Untuk online itu sendiri, ke depannya akan bekerja bersama-sama dengan perbankan membangun aplikasi yang baik, sehingga pelabuhan menjadi begitu simple, cepat, dan akuntable. Sebab, lanjut Plt. Sesmenko Agung, saingan Indonesia sudah bukan di Nasional melainkan di kancah Internasional.
“Selain itu, biasanya kan izin dengan 3 administrasi, sekarang bisa dengan 1 portal saja. Karena masalah ekonomi kita itu terganjal di perizinan. Oleh karena itu, Presiden bilang kita akan hapus perizinan yang tidak perlu. Ada 74 undang-undang mengenai perizinan yang akan kita gabung. Semua dimaksimalkan agar kegiatan industri berjalan dengan baik,” tambahnya.
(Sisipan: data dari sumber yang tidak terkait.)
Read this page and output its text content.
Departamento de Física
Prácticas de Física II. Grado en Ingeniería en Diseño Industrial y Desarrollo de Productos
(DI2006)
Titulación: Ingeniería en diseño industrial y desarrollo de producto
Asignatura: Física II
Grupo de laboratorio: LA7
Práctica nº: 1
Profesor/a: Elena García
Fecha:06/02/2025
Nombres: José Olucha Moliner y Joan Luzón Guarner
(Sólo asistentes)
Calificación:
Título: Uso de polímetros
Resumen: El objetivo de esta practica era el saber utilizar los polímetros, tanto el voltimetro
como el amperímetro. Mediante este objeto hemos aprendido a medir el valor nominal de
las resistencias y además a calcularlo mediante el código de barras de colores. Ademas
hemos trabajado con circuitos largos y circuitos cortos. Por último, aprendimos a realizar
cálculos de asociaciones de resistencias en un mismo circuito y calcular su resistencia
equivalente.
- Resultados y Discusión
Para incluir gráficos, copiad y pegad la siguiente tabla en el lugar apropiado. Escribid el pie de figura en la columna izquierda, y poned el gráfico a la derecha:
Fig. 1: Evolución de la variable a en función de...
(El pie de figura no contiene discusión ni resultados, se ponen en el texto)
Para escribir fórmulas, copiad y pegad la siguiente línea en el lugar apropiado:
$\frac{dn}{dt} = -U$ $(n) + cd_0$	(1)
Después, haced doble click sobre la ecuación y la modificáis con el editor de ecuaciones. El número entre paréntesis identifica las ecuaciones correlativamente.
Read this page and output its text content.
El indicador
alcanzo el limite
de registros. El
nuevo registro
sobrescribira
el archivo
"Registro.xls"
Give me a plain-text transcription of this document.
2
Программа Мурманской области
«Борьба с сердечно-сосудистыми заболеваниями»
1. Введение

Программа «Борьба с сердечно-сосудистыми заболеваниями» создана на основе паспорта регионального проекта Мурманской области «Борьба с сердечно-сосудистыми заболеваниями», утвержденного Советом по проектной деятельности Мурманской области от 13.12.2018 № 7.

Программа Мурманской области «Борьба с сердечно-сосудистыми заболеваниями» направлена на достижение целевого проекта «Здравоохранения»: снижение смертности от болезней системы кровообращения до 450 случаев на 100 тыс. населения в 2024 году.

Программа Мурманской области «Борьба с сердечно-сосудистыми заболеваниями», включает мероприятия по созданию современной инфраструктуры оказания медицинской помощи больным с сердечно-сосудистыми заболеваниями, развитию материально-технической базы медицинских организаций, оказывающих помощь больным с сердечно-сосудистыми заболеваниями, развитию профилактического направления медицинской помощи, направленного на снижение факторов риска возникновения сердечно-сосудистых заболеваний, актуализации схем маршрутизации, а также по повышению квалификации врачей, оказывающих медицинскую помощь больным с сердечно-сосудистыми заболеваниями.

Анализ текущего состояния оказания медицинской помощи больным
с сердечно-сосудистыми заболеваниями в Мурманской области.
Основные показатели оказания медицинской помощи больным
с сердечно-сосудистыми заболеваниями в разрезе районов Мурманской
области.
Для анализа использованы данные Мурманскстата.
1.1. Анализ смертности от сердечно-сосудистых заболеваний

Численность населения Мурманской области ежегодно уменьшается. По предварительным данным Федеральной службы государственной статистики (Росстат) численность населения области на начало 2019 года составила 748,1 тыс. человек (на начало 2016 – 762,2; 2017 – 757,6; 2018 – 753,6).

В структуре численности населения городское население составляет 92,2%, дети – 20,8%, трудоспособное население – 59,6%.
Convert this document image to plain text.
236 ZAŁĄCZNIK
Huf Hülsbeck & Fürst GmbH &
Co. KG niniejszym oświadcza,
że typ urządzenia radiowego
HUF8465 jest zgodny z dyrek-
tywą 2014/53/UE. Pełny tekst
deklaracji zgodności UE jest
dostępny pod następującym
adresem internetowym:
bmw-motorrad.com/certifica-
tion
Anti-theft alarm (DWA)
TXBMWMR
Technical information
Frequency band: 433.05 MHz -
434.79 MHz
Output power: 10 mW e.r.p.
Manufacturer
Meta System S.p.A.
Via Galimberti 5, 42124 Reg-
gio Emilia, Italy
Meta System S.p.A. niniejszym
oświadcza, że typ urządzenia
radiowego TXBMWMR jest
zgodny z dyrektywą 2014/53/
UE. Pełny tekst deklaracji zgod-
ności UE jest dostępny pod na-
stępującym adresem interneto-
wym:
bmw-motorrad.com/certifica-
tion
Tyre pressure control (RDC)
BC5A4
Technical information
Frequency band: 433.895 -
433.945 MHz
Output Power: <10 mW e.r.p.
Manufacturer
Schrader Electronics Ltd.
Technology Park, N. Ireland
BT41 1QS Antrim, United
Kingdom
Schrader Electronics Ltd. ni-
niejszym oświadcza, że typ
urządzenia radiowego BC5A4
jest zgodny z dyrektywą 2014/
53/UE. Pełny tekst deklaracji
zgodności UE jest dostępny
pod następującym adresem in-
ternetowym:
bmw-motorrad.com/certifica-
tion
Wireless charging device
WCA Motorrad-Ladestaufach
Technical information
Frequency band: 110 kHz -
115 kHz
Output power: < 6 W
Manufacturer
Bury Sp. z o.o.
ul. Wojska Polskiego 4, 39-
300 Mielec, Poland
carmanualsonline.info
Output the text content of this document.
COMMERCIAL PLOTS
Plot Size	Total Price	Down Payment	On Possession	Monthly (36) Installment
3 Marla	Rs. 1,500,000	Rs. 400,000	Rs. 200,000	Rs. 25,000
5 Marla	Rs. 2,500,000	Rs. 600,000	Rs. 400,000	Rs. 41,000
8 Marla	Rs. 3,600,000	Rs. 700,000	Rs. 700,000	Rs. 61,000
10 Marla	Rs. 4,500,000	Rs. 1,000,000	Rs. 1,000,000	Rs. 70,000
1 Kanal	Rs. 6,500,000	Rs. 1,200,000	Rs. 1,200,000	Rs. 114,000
Mengenai perizinan ini, Plt. Sesmenko Agung membahas juga perkembangan dwelling time. Menurutnya sistem dwelling time yang saat ini memakan waktu sekitar 3 hari, akan dipangkas menjadi di bawah 3 hari pada Desember mendatang.
“Mengenai perizinan, kita bahas juga dwelling time, kita ini sekarang 3 hari, dibanding dulu 12 hari. Nah ini bahkan target Desember di bawah 3 hari. Tentu pasti nanti ada yang menolak, tetapi mari kita lihat bahwa logistik kita harus lebih tinggi di negara ASEAN, bahkan harus lebih tinggi di Pasifik. Dan menurut saya, ini pasti bisa kalau kita mau bekerja bersama-sama. Dengan K/L mari kita bergabung, kita bereskan bersama-sama, pasti kita bisa mengalahkan negara lain,” ujarnya.